Cachoeirinha conseguiu, mais uma vez, fazer aquilo que administrações ruins fazem com eficiência: transformar o cotidiano do cidadão em um teste de resistência.
A Transbus anunciou uma medida “drástica e indesejada”: a partir deste sábado, 13 de dezembro de 2025, os ônibus deixam de circular todos os dias entre 8h e 15h, até que a Prefeitura regularize os repasses do subsídio tarifário. Pico da manhã e da tarde e transporte escolar ficam mantidos.
E repare: o texto da empresa não tem pudor em apontar o dedo. Diz, com todas as letras, que a responsabilidade é “exclusiva do Poder Concedente”, isto é, a Prefeitura. A razão: interrupção dos pagamentos do subsídio previsto em lei — o mecanismo que sustenta o “equilíbrio econômico” do sistema.
O que isso significa, em português claro? Significa que o morador que trabalha, estuda, pega consulta, corre atrás da vida — esse morador vira refém de um conflito que não é dele. A cidade para no meio do dia. E o cidadão que se vire. Porque, na prática, “parcialmente paralisado” é o nome elegante para “boa sorte”.
O enredo é conhecido: a conta chega — e chega no colo do povo
Subsídio não é palavrão. É instrumento de política pública. Se existe lei e modelo contratual que pressupõem repasse, interromper pagamento é brincar com dinamite. E dinamite, como se sabe, não explode no gabinete: explode no ponto de ônibus.
A Transbus diz que precisa cortar para minimizar custos e garantir salário. Quando a conversa chega nesse ponto, já não é só crise de gestão: é crise social.
Agora vem a pergunta que não quer calar:
Se o sistema depende do subsídio para funcionar (como a própria estrutura legal indica), quem deixou a engrenagem travar? E por quê?
E aí entra o contexto político: a prefeitura na corda bamba
O caso do transporte não aparece no vácuo. Ele cai como uma luva — ou como uma pá — num momento em que o prefeito Cristian enfrenta processo de cassação em andamento na Câmara. A própria Câmara registrou a abertura de um novo processo de impeachment em outubro de 2025. cmcachoeirinha.rs.gov.br
E, no mesmo 13 de dezembro, saiu decisão judicial restabelecendo o andamento do chamado “Impeachment 2”, com um recado central: cabe à Câmara apurar e julgar, e o Judiciário atua no controle de legalidade, não para “trancar” o processo por conveniência.

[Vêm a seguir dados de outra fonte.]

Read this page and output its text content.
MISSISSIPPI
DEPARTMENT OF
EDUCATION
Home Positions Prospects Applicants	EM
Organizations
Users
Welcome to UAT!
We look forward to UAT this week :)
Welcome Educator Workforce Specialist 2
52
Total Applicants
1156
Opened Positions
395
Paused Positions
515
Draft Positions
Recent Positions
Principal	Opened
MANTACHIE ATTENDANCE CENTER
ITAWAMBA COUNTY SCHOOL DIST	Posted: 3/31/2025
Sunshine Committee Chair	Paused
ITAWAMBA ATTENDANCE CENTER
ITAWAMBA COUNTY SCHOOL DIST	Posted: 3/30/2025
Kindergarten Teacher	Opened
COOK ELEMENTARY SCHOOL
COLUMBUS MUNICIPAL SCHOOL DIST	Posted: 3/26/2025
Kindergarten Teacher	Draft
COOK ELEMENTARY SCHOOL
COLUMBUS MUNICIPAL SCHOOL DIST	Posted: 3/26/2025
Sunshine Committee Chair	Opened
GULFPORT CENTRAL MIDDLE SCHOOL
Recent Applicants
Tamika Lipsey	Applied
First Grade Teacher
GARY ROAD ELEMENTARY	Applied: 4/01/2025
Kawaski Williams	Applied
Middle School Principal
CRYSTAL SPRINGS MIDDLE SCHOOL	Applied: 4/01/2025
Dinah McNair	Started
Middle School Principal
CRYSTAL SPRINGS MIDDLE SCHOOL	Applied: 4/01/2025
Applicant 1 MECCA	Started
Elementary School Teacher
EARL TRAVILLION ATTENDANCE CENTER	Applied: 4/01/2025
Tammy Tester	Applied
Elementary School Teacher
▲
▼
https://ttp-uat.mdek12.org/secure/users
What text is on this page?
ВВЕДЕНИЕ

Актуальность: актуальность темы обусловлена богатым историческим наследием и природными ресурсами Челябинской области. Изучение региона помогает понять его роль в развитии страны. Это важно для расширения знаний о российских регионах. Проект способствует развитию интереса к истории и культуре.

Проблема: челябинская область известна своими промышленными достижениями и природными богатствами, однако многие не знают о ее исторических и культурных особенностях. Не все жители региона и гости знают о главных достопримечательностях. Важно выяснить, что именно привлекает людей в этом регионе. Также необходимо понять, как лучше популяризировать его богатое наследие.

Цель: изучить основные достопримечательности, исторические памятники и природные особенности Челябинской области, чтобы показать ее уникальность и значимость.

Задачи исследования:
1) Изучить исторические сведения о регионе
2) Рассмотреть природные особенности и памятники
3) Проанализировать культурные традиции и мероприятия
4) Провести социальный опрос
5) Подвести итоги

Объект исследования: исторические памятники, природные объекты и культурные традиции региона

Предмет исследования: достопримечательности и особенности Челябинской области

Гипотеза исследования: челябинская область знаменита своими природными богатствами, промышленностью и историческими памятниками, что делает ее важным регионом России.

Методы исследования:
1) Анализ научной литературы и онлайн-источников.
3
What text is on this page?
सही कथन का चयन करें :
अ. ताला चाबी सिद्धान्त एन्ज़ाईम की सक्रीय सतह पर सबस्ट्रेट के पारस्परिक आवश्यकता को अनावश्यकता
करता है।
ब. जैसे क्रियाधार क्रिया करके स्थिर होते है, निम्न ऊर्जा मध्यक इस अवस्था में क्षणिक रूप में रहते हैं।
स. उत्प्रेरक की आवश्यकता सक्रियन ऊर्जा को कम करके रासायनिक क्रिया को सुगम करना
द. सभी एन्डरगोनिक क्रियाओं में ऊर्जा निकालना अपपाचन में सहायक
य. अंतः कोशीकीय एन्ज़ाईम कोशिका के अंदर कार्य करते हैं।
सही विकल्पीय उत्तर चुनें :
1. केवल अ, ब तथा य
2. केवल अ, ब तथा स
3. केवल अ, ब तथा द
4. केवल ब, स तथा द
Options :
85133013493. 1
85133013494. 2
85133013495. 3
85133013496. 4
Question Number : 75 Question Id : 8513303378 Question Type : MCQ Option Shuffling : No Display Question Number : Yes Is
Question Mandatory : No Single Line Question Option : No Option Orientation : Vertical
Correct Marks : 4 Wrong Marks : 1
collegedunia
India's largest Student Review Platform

Seguinte
Convém sublinhar: processo não é condenação. Cassação “consumada” não é a mesma coisa que cassação “em curso”. Mas, politicamente, é ainda mais devastador: porque, enquanto se discute a sobrevivência do mandato, a cidade discute a sobrevivência do seu dia a dia.
Cachoeirinha, outra vez, no noticiário das mazelas
Há cidades que viram notícia por inovação, qualidade de vida, eficiência. E há as que viram notícia por aquilo que elas não conseguem fazer: o básico.
Transporte público é o básico. Não é “projeto”. Não é “branding”. Não é vídeo de rede social. É gente chegando no trabalho.
Quando a prefeitura deixa o sistema chegar ao ponto de cortar ônibus das 8h às 15h, o que está sendo interrompido não é só uma linha: é a dignidade logística de quem depende do coletivo.
E, nesse cenário, o prefeito Cristian — acuado por processo político — aparece como símbolo do que Cachoeirinha não aguenta mais: administração que entrega turbulência, empurra problema e, quando a conta estoura, tenta terceirizar a culpa.
Cachoeirinha merece sair do modo “vergonha recorrente”. E isso não acontece com nota protocolar, nem com empurra-empurra institucional.
A cidade precisa do que falta há tempos: governo que governe. E Câmara que cobre. Porque, do contrário, o noticiário continuará sendo esse: um município inteiro refém da própria má gestão — e um cidadão pagando, em tempo e em humilhação, a tarifa mais cara de todas: a da incompetência.